Beaucoup de gens savent que je ne suis pas un grand fan du métavers ou des “layers 42” et autres nouveaux concurrents d’Ethereum, donc le nombre d’entreprises dans lesquelles je pouvais rebondir n’était pas énorme. D’autant plus que je suis aussi très attaché à l’idée de souveraineté, ce qui rétrécit encore un peu plus le spectre et a fait de Paymium une quasi évidence .
Comment les négociations se sont-elles déroulées avec Paymium ?
Un peu par hasard en réalité. Tout a commencé lors d’une discussion avec Laetitia (Laetitia Zito est directrice générale de Paymium, ndlr) sur le plateau de BFM Crypto. Je lui ai dit ce que je pensais de Paymium, du fait que c’est une plateforme d’échange historique, qui a été visionnaire, mais que cette antériorité et cette vision ne se retrouvent pas dans la dynamique marketing et commerciale de Paymium.
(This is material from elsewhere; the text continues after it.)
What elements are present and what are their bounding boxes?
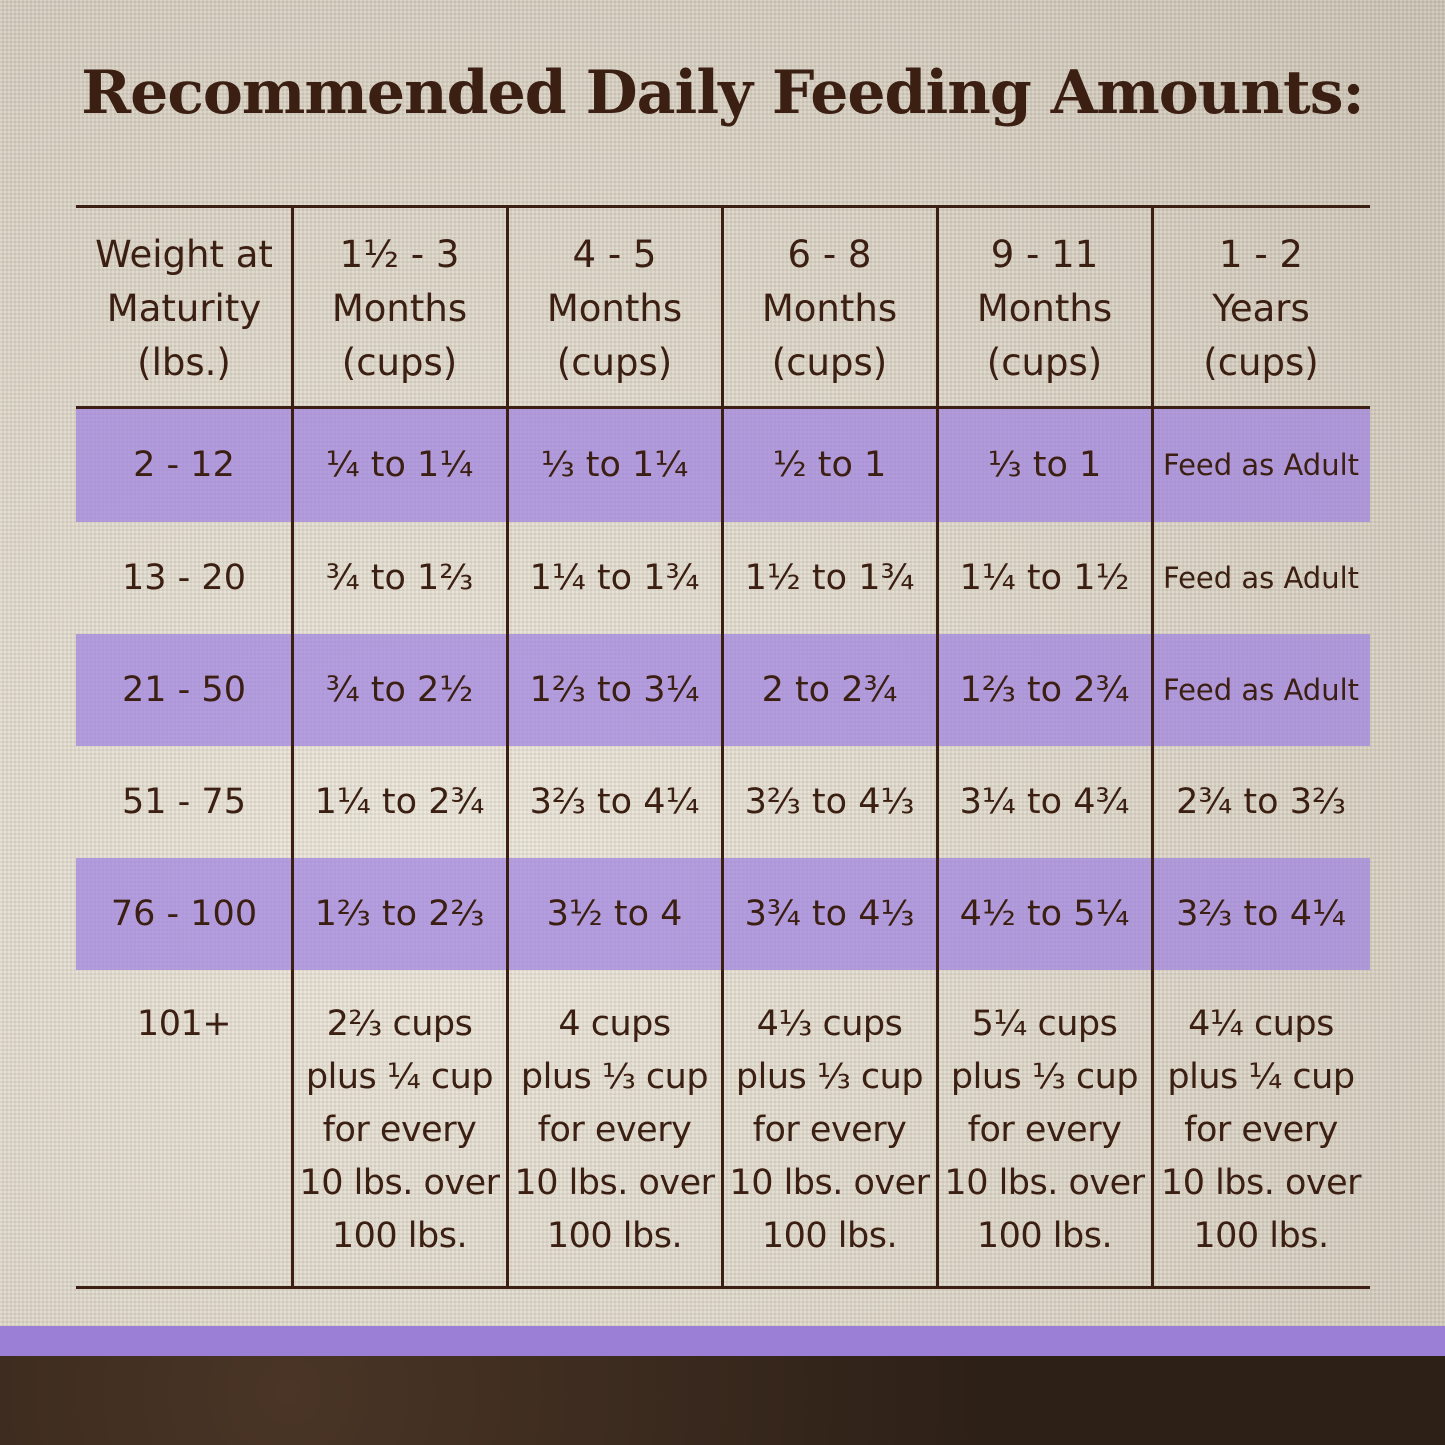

Au fil de la conversation, nous avons ouvertement parlé de Paymium, de ce que nous pourrions faire ensemble, et assez vite j’ai eu une sorte de moment “Eureka” en me disant que Paymium cochait toutes les cases : c’est une plateforme d’échange et, en plus, elle est française, et je dis depuis des années qu’il faut que la France ait sa propre plateforme d’échange.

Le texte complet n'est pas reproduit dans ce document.